JLL said the Roche account will be handled by Thomas Stanton 3rd, managing director; John Buckley, vice president; and Joseph Garibaldi, managing director with the firm’s capital markets group.

Stanton – whose father, the late Thomas Stanton Jr., was president/CEO of the former First Jersey National Bank, headquartered in Jersey City, and a prime mover of waterfront development and creation of the brownstone district in Jersey City – said in the JLL release that, “The proximity of Roche’s campus to major transportation corridors, mass transportation hubs and the surrounding urban demographic make this property a uniquely desirable site.”

In a phone interview with The Observer last Friday, Stanton, who was recently elected vice chairman of the Hudson County Chamber of Commerce, said: “The preference is to divest to one buyer in a single sale.”

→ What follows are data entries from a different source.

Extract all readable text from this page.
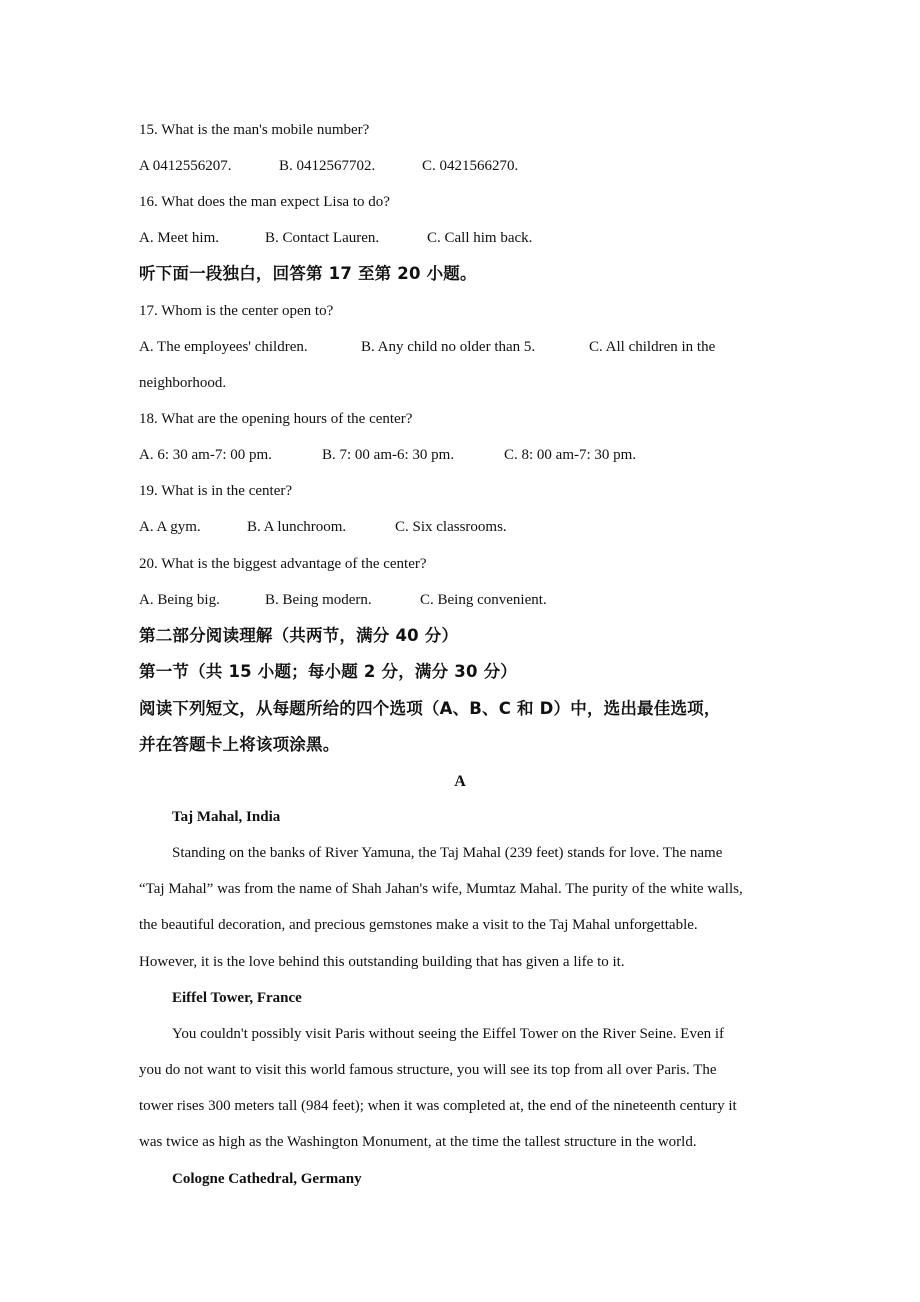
15. What is the man's mobile number?
A 0412556207.	B. 0412567702.	C. 0421566270.
16. What does the man expect Lisa to do?
A. Meet him.	B. Contact Lauren.	C. Call him back.
听下面一段独白，回答第 17 至第 20 小题。
17. Whom is the center open to?
A. The employees' children.	B. Any child no older than 5.	C. All children in the
neighborhood.
18. What are the opening hours of the center?
A. 6: 30 am-7: 00 pm.	B. 7: 00 am-6: 30 pm.	C. 8: 00 am-7: 30 pm.
19. What is in the center?
A. A gym.	B. A lunchroom.	C. Six classrooms.
20. What is the biggest advantage of the center?
A. Being big.	B. Being modern.	C. Being convenient.
第二部分阅读理解（共两节，满分 40 分）
第一节（共 15 小题；每小题 2 分，满分 30 分）
阅读下列短文，从每题所给的四个选项（A、B、C 和 D）中，选出最佳选项，
并在答题卡上将该项涂黑。
A
Taj Mahal, India
Standing on the banks of River Yamuna, the Taj Mahal (239 feet) stands for love. The name
“Taj Mahal” was from the name of Shah Jahan's wife, Mumtaz Mahal. The purity of the white walls,
the beautiful decoration, and precious gemstones make a visit to the Taj Mahal unforgettable.
However, it is the love behind this outstanding building that has given a life to it.
Eiffel Tower, France
You couldn't possibly visit Paris without seeing the Eiffel Tower on the River Seine. Even if
you do not want to visit this world famous structure, you will see its top from all over Paris. The
tower rises 300 meters tall (984 feet); when it was completed at, the end of the nineteenth century it
was twice as high as the Washington Monument, at the time the tallest structure in the world.
Cologne Cathedral, Germany
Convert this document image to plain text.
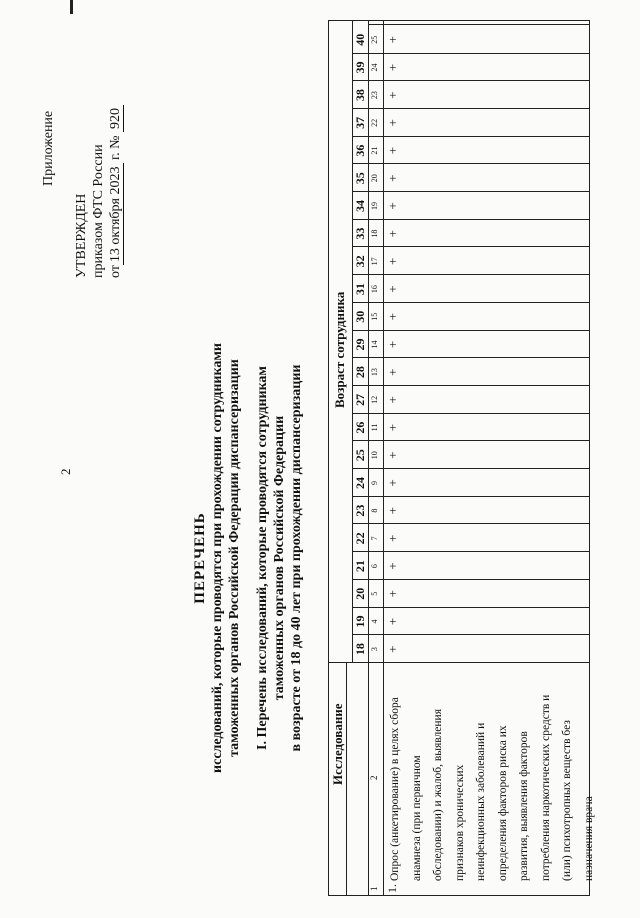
2
Приложение
УТВЕРЖДЕН приказом ФТС России от13 октября 2023 г. № 920
ПЕРЕЧЕНЬ исследований, которые проводятся при прохождении сотрудниками таможенных органов Российской Федерации диспансеризации I. Перечень исследований, которые проводятся сотрудникам таможенных органов Российской Федерации в возрасте от 18 до 40 лет при прохождении диспансеризации Исследование
Возраст сотрудника
1
2
18 3
19 4
20 5
21 6
22 7
23 8
24 9
25 10
26 11
27 12
28 13
29 14
30 15
31 16
32 17
33 18
34 19
35 20
36 21
37 22
38 23
39 24
40 25
1.
Опрос (анкетирование) в целях сбора анамнеза (при первичном обследовании) и жалоб, выявления признаков хронических неинфекционных заболеваний и определения факторов риска их развития, выявления факторов потребления наркотических средств и (или) психотропных веществ без назначения врача
+
+
+
+
+
+
+
+
+
+
+
+
+
+
+
+
+
+
+
+
+
+
+
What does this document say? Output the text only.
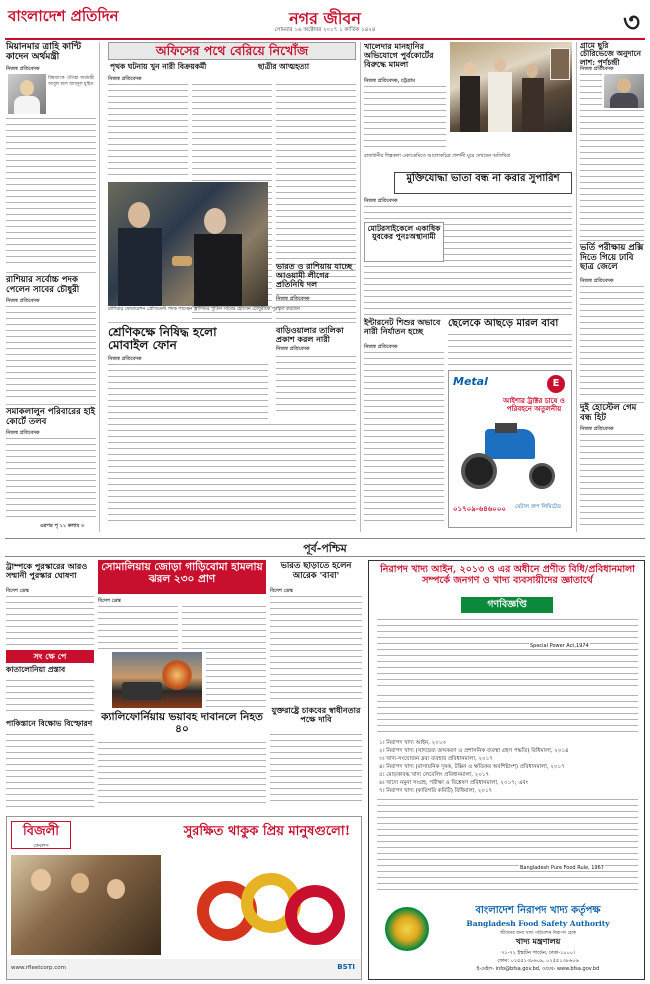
বাংলাদেশ প্রতিদিন	নগর জীবন
সোমবার ১৬ অক্টোবর ২০১৭ ১ কার্তিক ১৪২৪	৩
মিয়ানমার ত্রাহি কাণ্টি কাদেন অর্থমন্ত্রী
নিজস্ব প্রতিবেদক
বিশ্বব্যাংক ঐতিহ্য অর্থমন্ত্রী আবুল মাল আবদুল মুহিত
রাশিয়ার সর্বোচ্চ পদক পেলেন সাবের চৌধুরী
নিজস্ব প্রতিবেদক
সমাকলালুন পরিবারের হাই কোর্টে তলব
নিজস্ব প্রতিবেদক
এরপর পৃ ১১ কলাম ৩
অফিসের পথে বেরিয়ে নিখোঁজ
পৃথক ঘটনায় খুন নারী বিক্রয়কর্মী	ছাত্রীর আত্মহত্যা
নিজস্ব প্রতিবেদক
রাশিয়ার ফেডারেশন প্রেসিডেন্ট পদক পাচ্ছেন ভ্লাদিমির পুতিন সাবের হোসেন চৌধুরীকে পুরস্কৃত করছেন
শ্রেণিকক্ষে নিষিদ্ধ হলো মোবাইল ফোন
নিজস্ব প্রতিবেদক
ভারত ও রাশিয়ায় যাচ্ছে আওয়ামী লীগের প্রতিনিধি দল
নিজস্ব প্রতিবেদক
বাড়িওয়ালার তালিকা প্রকাশ করল নারী
নিজস্ব প্রতিবেদক
খালেদার মানহানির অভিযোগে পুর্বকোর্টের বিরুদ্ধে মামলা
নিজস্ব প্রতিবেদক, চট্টগ্রাম
রাজধানীর শিল্পকলা একাডেমিতে আলোকচিত্র প্রদর্শনী ঘুরে দেখছেন অতিথিরা
মুক্তিযোদ্ধা ভাতা বন্ধ না করার সুপারিশ
নিজস্ব প্রতিবেদক
মোটরসাইকেলে একাধিক যুবকের পুনঃঅস্থানামী
ছেলেকে আছড়ে মারল বাবা
ইন্টারনেট শিশুর অভাবে নারী নির্যাতন হচ্ছে
নিজস্ব প্রতিবেদক
Metal	E
আইশার ট্রাক্টর চাষে ও পরিবহনে অতুলনীয়
০১৭০৯-৬৪৬০০০ মেটাল গ্রুপ লিমিটেড
গ্রামে ছুরি চৌরিভেজে অনুদানে লাশ: পূর্ণচন্দ্রী
নিজস্ব প্রতিবেদক
ভর্তি পরীক্ষায় প্রক্সি দিতে গিয়ে ঢাবি ছাত্র জেলে
নিজস্ব প্রতিবেদক
দুই হোস্টেল গেম বন্ধ হিট
নিজস্ব প্রতিবেদক
পূর্ব-পশ্চিম
ট্রাম্পকে পুরস্কারের আরও সম্মানী পুরস্কার ঘোষণা
বিদেশ ডেস্ক
সোমালিয়ায় জোড়া গাড়িবোমা হামলায় ঝরল ২৩০ প্রাণ
বিদেশ ডেস্ক
ভারত ছাড়াতে হলেন আরেক 'বাবা'
বিদেশ ডেস্ক
সং ক্ষে পে
কাতালোনিয়া প্রস্তাব
পাকিস্তানে বিক্ষোভ বিস্ফোরণ
যুক্তরাষ্ট্রে চাকবের স্বাধীনতার পক্ষে দাবি
ক্যালিফোর্নিয়ায় ভয়াবহ দাবানলে নিহত ৪০
বিজলী
কেবলস
সুরক্ষিত থাকুক প্রিয় মানুষগুলো!
www.rfleetcorp.com	BSTI
নিরাপদ খাদ্য আইন, ২০১৩ ও এর অধীনে প্রণীত বিধি/প্রবিধানমালা সম্পর্কে জনগণ ও খাদ্য ব্যবসায়ীদের জ্ঞাতার্থে
গণবিজ্ঞপ্তি
Special Power Act,1974
১। নিরাপদ খাদ্য আইন, ২০১৩
২। নিরাপদ খাদ্য (খাদ্যদ্রব্য জব্দকরণ ও প্রশাসনিক ব্যবস্থা গ্রহণ পদ্ধতি) বিধিমালা, ২০১৪
৩। খাদ্য-সংযোজন দ্রব্য ব্যবহার প্রবিধানমালা, ২০১৭
৪। নিরাপদ খাদ্য (রাসায়নিক দূষক, টক্সিন ও ক্ষতিকর অবশিষ্টাংশ) প্রবিধানমালা, ২০১৭
৫। মোড়কাবদ্ধ খাদ্য লেবেলিং প্রবিধানমালা, ২০১৭
৬। খাদ্যে নমুনা সংগ্রহ, পরীক্ষা ও বিশ্লেষণ প্রবিধানমালা, ২০১৭; এবং
৭। নিরাপদ খাদ্য (কারিগরি কমিটি) বিধিমালা, ২০১৭
Bangladesh Pure Food Rule, 1967
বাংলাদেশ নিরাপদ খাদ্য কর্তৃপক্ষ
Bangladesh Food Safety Authority
জীবনের জন্য খাদ্য পরিবেশন নিরাপদ হোক
খাদ্য মন্ত্রণালয়
৭১-৭২ ইস্কাটন গার্ডেন, ঢাকা-১০০০।
ফোন: ০২৫৫১৩৮৬০৯, ০২৫৫১৩৮৬০৬
ই-মেইল- info@bfsa.gov.bd, ওয়েব- www.bfsa.gov.bd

“We’re going to spend the next couple of months making sure we educate the relevant players in the marketplace, capable of this scale of redevelopment,” Stanton said. Those players, he said, would include “investors, buyers, users, developers to obtain the best price for Roche.”

And, Stanton added, “Part of that calculation is the speedy redevelopment of site.”

How that will play out, he said, will hinge on “collaboration between the buyer, the municipalities [Nutley and Clifton] and, of course, Roche.”

Asked if he was concerned about reservations raised in a Roche consultants report prepared by Perkins, Eastman that certain suggested redevelopment options, tempered by municipal misgivings, may face significant build-out delays, Stanton characterized the report as “thoughtful” but added that it “stands on its own … it’s not our report.”

Perkins, Eastman pitched varying scenarios of a mixed-use redevelopment of the Roche site that includes residential, retail, office, hotel and med-tech components, all interconnected by a “necklace” of green space.

“We’re really excited about this project,” Stanton said. “We view our mission as important because it’s going to play a material role in terms of the future for that area. For that reason, we want to expose it to the highest quality buyers.”

The Nutley Board of Commissioners have scheduled a public discussion on the recommendations contained in the Perkins, Eastman report on March 12 at 7 p.m. in the upstairs chambers at the Municipal Building.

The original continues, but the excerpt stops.